I couldn't believe that after a spine
injury that left me paralyzed, I was being sent home after only 2
weeks! Not only that, but it was decided just days after my
admittance! I arrived on the 20th of December. Just a few
days in, and I was using my wheelchair, getting the hang of
transferring on my own, and standing in the standing frame. I felt
like I was being punished for recovering quickly. Still! I had read
that a typical stay after my type of injury was 4-6 weeks. I was so
upset with my insurance company! I wanted to fight it. No! I wanted
someone else to fight it! I had SO much going on, that I just
couldn't think about what would be involved to argue my case. So I
prayed.
At first I prayed to stay longer,
feeling that rehab was were I HAD to be. And I asked others to pray
with me. I had faith that God would take care of me. My physical
therapist was sceptical about me staying longer. However she and
others made an effort to get me more time, arguing my case with the
insurance company. As I may have mentioned in an earlier post, the
facility I was in was out of network, but covered for me because the
Kaiser facility was full.
As I kept praying, my prayers became
more flexible. “Lord, if you bring me home in 2 weeks, help me to
be ready.” I knew I was making remarkeable progress, but in my
heart of hearts I wanted to walk out of there. It seemed like if I
had even 3 weeks it would happen. When I realized I was going to have
to go home in a wheelchair, have a commode in my room, and give
myself shots in the stomach for my blood thinner, I was broken
hearted. I cried and lamented that I was NOT where I wanted to be in
my progress. I didn't want the kids to see me like that. And I was
scared. Every time I felt down, God was there. His presence was
unmistakeable. Whenever I prayed, he soon filled me with his comfort
and joy. (See earlier posts)
Even as this was going on, Christmas
trees and decorations were going up in the visitor/gathering room. My
focus was on therapy, healing, and prayer. It didn't feel like
Christmas to me at all...until...I was surprised with my very own
Christmas miracle! My doctor gave me the hope of going home on
Christmas day! However, there were a few things that had to be done
before I was released for an outing. I had to have a home home visit
with my OT. Sam and I had to be cleared for wheelchair transfers and
be able to navigate steps and doorways. And I believe we were
watching how I was doing medically. It wasn't a done deal, but it was
a good possibility! I cried tears of longing when I first heard the
news! I just couldn't tell the boys until I was sure. I had a goal
that first week!
And then this...!
My girlfriends from Tuesday night bible
study came to see me! (There are even more that couldn't make it that night). They have been such a blessing! Their
friendship, laughter and prayers! This picture was taken just before
Christmas. I think it was the 23rd. These ladies surprised
me with so many gifts! A warm cozy blanket to snuggle with (so much
nicer than hospital linens), a coloring book and pencils, snacks, and
even a tiny christmas tree! I was SO surprised and touched. Having
them there felt like the beginning of Christmas for me. Not only
that, but they bought and wrapped all of the presents for my 2 boys.

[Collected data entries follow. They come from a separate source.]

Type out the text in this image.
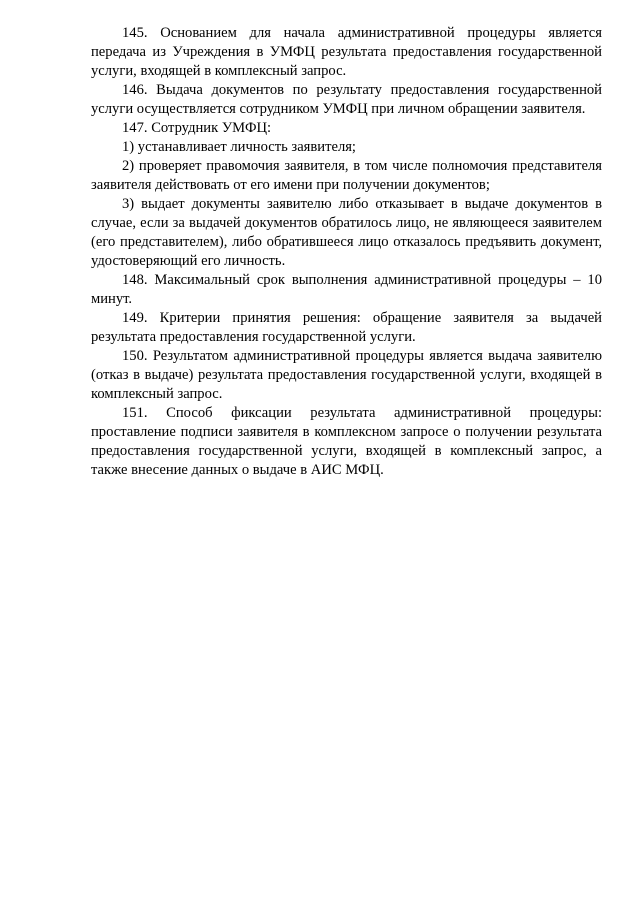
145. Основанием для начала административной процедуры является передача из Учреждения в УМФЦ результата предоставления государственной услуги, входящей в комплексный запрос.

146. Выдача документов по результату предоставления государственной услуги осуществляется сотрудником УМФЦ при личном обращении заявителя.

147. Сотрудник УМФЦ:

1) устанавливает личность заявителя;

2) проверяет правомочия заявителя, в том числе полномочия представителя заявителя действовать от его имени при получении документов;

3) выдает документы заявителю либо отказывает в выдаче документов в случае, если за выдачей документов обратилось лицо, не являющееся заявителем (его представителем), либо обратившееся лицо отказалось предъявить документ, удостоверяющий его личность.

148. Максимальный срок выполнения административной процедуры – 10 минут.

149. Критерии принятия решения: обращение заявителя за выдачей результата предоставления государственной услуги.

150. Результатом административной процедуры является выдача заявителю (отказ в выдаче) результата предоставления государственной услуги, входящей в комплексный запрос.

151. Способ фиксации результата административной процедуры: проставление подписи заявителя в комплексном запросе о получении результата предоставления государственной услуги, входящей в комплексный запрос, а также внесение данных о выдаче в АИС МФЦ.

Sam didn't even have to think about shopping! Our boys were being
loved and taken care of, and of course so were we!
That night we talked, laughed and
prayed together. Of course we asked God to help me get home for
Christmas day. These ladies brought/bring me so much joy! Then the
next day, my dear friend brought me one final surprise. After
visiting me, they had stayed up late to personalize a journal bible
for me. They had picked out encouraging verses to write and
illustrate along the margins. It made me cry. Can you tell I am quick
with my tears? I always have been. Quick to smile and quick to cry.
Often doing both at the same time! Like this day. And
also....Christmas Day!!!
I made it! I found out Christmas Eve
that I could go! When my oldest asked if I was going to be home for
Christmas, I got to say “Yes!”. It was fantastic! It was
exhausting! But I made it! God is good! And these boys got more presents that year than we would ever have purchased on my our own! Thanks ladies for caring for my kids so abundantly! Our family felt so loved by your generosity.